Attaollah Mohajerani, ministre de l’Orientation islamique et porte-parole du gouvernement Khatami, est revenue sur l’une des pages les plus sombres du régime clérical, lorsque sur un Fatwa de Khomeiny plus de 30 000 prisonniers politiques ont été exécutés en quelques semaines en Iran, dont la grande majorité étaient affiliés au mouvement de l’opposition organisée des Moudjahidines Peuple (OMPI).
Khomeiny voulait ainsi se venger des actes de résistance de ces plus farouches opposants au régime. Toute mention de cette épisode sanglante du régime islamique est une ligne rouge dont sa transgression provoque une réaction furieuse de la part des autorités dont certaines ont été directement ou indirectement impliquées dans ce « crime contre l’humanité ». Même les figure les plus en vue de la contestation depuis l'élctions présidentielles actuelles comme Moussavi n’osent l’évoquer. Pour ceux qui ont fait partie du sérail, ou ceux qui détiennent aujourd’hui les rênes du pouvoir, ce crime odieux doit à jamais rester occulté.
Dans une note paru sur son blog la semaine dernière, Mohajerani qui regrette de constater que le régime islamiste s’effrite sous le poids des dissensions internes, s’alarme de voir « le rêve devenu cauchemar. ». Il admet s’être tu comme la plupart des hommes politiques du régime sur cet terrible épisode et s’être rendu complice :
« Nombreux étaient ceux qui, ayant obtenu une haute position au sein du pouvoir, ont graduellement oublié les devises (initiales de la révolution), ou alors ils se sont tus. Les intérêts suprêmes du régime ont rongé les racines mêmes de ces devises, comme la peste, demandant plus encore. Les idéaux ont cédé la place aux intérêts et la défense des positions acquises l’a emportée sur les valeurs de la religion. Comme toute révolution, la vérité inhérente de la révolution s’est rendue à l’évidence des réalités. Le rêve est devenu cauchemar, » écrit-il.
« Comme notre silence face au massacre d’une jeunesse en 1988. Nous nous croyions en droit de conclure que le contexte de la guerre et de la menace extérieure justifiait un tel massacre de jeunes gens, rarement vu au cours de notre histoire contemporaine. Ce jour-là, une seule voix s’est élevée côté des ténors du pouvoir.
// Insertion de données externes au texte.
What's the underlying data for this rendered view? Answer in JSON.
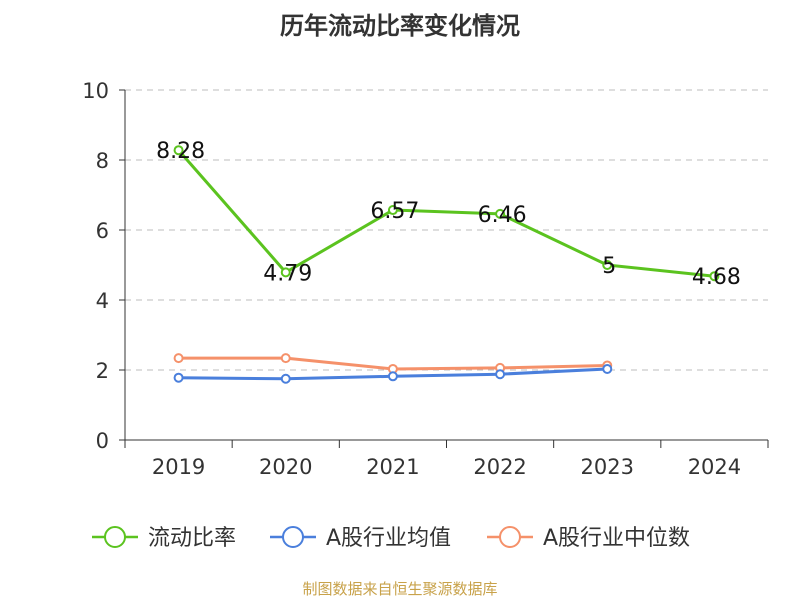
{
  "chart_data": {
    "type": "line",
    "title": "历年流动比率变化情况",
    "categories": [
      "2019",
      "2020",
      "2021",
      "2022",
      "2023",
      "2024"
    ],
    "ylim": [
      0,
      10
    ],
    "yticks": [
      0,
      2,
      4,
      6,
      8,
      10
    ],
    "grid": "horizontal dashed",
    "legend_position": "bottom",
    "series": [
      {
        "name": "流动比率",
        "color": "#5bc31f",
        "values": [
          8.28,
          4.79,
          6.57,
          6.46,
          5,
          4.68
        ],
        "labels": [
          "8.28",
          "4.79",
          "6.57",
          "6.46",
          "5",
          "4.68"
        ]
      },
      {
        "name": "A股行业均值",
        "color": "#4a7fdc",
        "values": [
          1.78,
          1.75,
          1.82,
          1.88,
          2.03,
          null
        ]
      },
      {
        "name": "A股行业中位数",
        "color": "#f5916a",
        "values": [
          2.34,
          2.34,
          2.03,
          2.06,
          2.13,
          null
        ]
      }
    ]
  },
  "source_note": "制图数据来自恒生聚源数据库"
}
Celle de l’ayatollah Montazeri qui a vivement dénoncé ce massacre et l’a payée par son éviction du pouvoir politique… Pour notre génération, comme celles à venir, l’ayatollah Montazeri reste un symbole qui dit haut et fort que l’on peut se dresser contre l’injustice en défense de la vérité et du droit, » conclu-t-il.
L’ayatollah Montazéri, aujourd’hui assigné à résidence, a été le dauphin de Khomeiny jusqu’en 1988, losrsqu’il a vivement condamné dans une lettre écrite à Khomeiny, le fait qu’on est « exécuté des milliers de gens en de quelques jours » parmi lesquels de jeunes filles et garçon arrêtés pour avoir eu procession de littératures appartenant à l’Ompi. En décembre 2000, l’Ayatollah Montazeri publiait ses mémoires. Le livre de Montazeri révèlait pour la première fois le texte de la fatwa par laquelle Khomeini a ordonné le massacre de tous les prisonniers politiques. « Ceux qui, à quelque niveau que ce soit, continuent à appartenir aux Monaféquines [Moudjahidine du peuple] doivent être exécutés. Exterminez les ennemis de l’Islam immédiatement, » a-t-il décrété.
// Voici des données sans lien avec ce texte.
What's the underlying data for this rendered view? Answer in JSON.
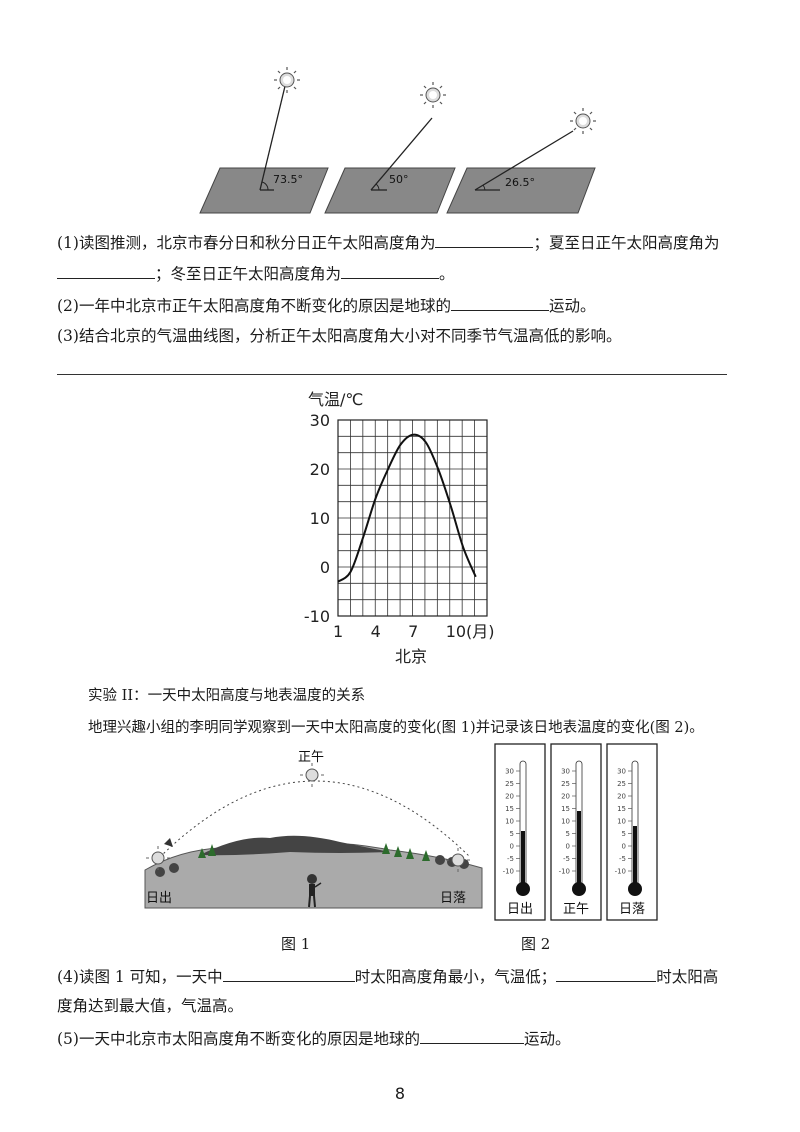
{
  "sun_figure": {
    "angles": [
      "73.5°",
      "50°",
      "26.5°"
    ]
  },
  "q1": {
    "line1_a": "(1)读图推测，北京市春分日和秋分日正午太阳高度角为",
    "line1_b": "；夏至日正午太阳高度角为",
    "line2_b": "；冬至日正午太阳高度角为",
    "line2_c": "。"
  },
  "q2": {
    "a": "(2)一年中北京市正午太阳高度角不断变化的原因是地球的",
    "b": "运动。"
  },
  "q3": {
    "text": "(3)结合北京的气温曲线图，分析正午太阳高度角大小对不同季节气温高低的影响。"
  },
  "chart_data": {
    "type": "line",
    "ylabel": "气温/℃",
    "xlabel": "北京",
    "x_tick_labels": [
      "1",
      "4",
      "7",
      "10(月)"
    ],
    "y_tick_labels": [
      "30",
      "20",
      "10",
      "0",
      "-10"
    ],
    "ylim": [
      -10,
      30
    ],
    "grid": true,
    "series": [
      {
        "x": [
          1,
          2,
          3,
          4,
          5,
          6,
          7,
          8,
          9,
          10,
          11,
          12
        ],
        "values": [
          -3,
          -1,
          6,
          14,
          20,
          25,
          27,
          25.5,
          20,
          12.5,
          4,
          -2
        ]
      }
    ]
  },
  "experiment": {
    "title": "实验 II：一天中太阳高度与地表温度的关系",
    "desc": "地理兴趣小组的李明同学观察到一天中太阳高度的变化(图 1)并记录该日地表温度的变化(图 2)。"
  },
  "fig1": {
    "noon": "正午",
    "sunrise": "日出",
    "sunset": "日落",
    "caption": "图 1"
  },
  "fig2": {
    "caption": "图 2",
    "scale": [
      "30",
      "25",
      "20",
      "15",
      "10",
      "5",
      "0",
      "-5",
      "-10"
    ],
    "thermometers": [
      {
        "label": "日出",
        "reading": 6
      },
      {
        "label": "正午",
        "reading": 14
      },
      {
        "label": "日落",
        "reading": 8
      }
    ]
  },
  "q4": {
    "a": "(4)读图 1 可知，一天中",
    "b": "时太阳高度角最小，气温低；",
    "c": "时太阳高",
    "d": "度角达到最大值，气温高。"
  },
  "q5": {
    "a": "(5)一天中北京市太阳高度角不断变化的原因是地球的",
    "b": "运动。"
  },
  "page_number": "8"
}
Le Monde écrivait en mars 1989 : « L’imam Khomeini a convoqué le procureur de la révolution pour lui donner l’ordre de faire exécuter tous les Moudjahidin, qu’ils soient en prison ou ailleurs, ‘pour être entrés en guerre contre Dieu’. (…) Parmi de très jeunes Moudjahidin exécutés, se trouvait certains de ceux qui étaient emprisonnés depuis 8 ans, alors qu’ils n’étaient âgés que de 12 à 14 ans, pour avoir pris part aux manifestations publiques »
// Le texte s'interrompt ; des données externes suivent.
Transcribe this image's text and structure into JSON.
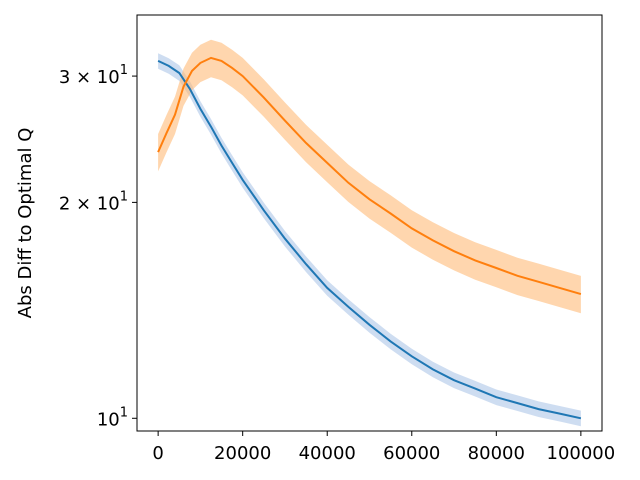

L’an dernier, à l’occasion du 20ème anniversaire du « massacre des prisons », Amnesty International a publié un rapport dans lequel elle a demandé que « les responsables du ‘massacre des prisons’ soient tenus de rendre des comptes, il ne devrait pas y avoir d'impunité pour des violations des droits humains aussi manifestes, quelle que soit la période à laquelle elles ont été commises. » « Les responsables de ces homicides – qui constituent une des pires violations des droits humains commises en Iran – doivent être poursuivis en justice et jugés par un tribunal légalement constitué offrant toutes les garanties d'une procédure régulière, conformément à ce que prévoient les normes internationales d'équité des procès, a-t-elle conclu .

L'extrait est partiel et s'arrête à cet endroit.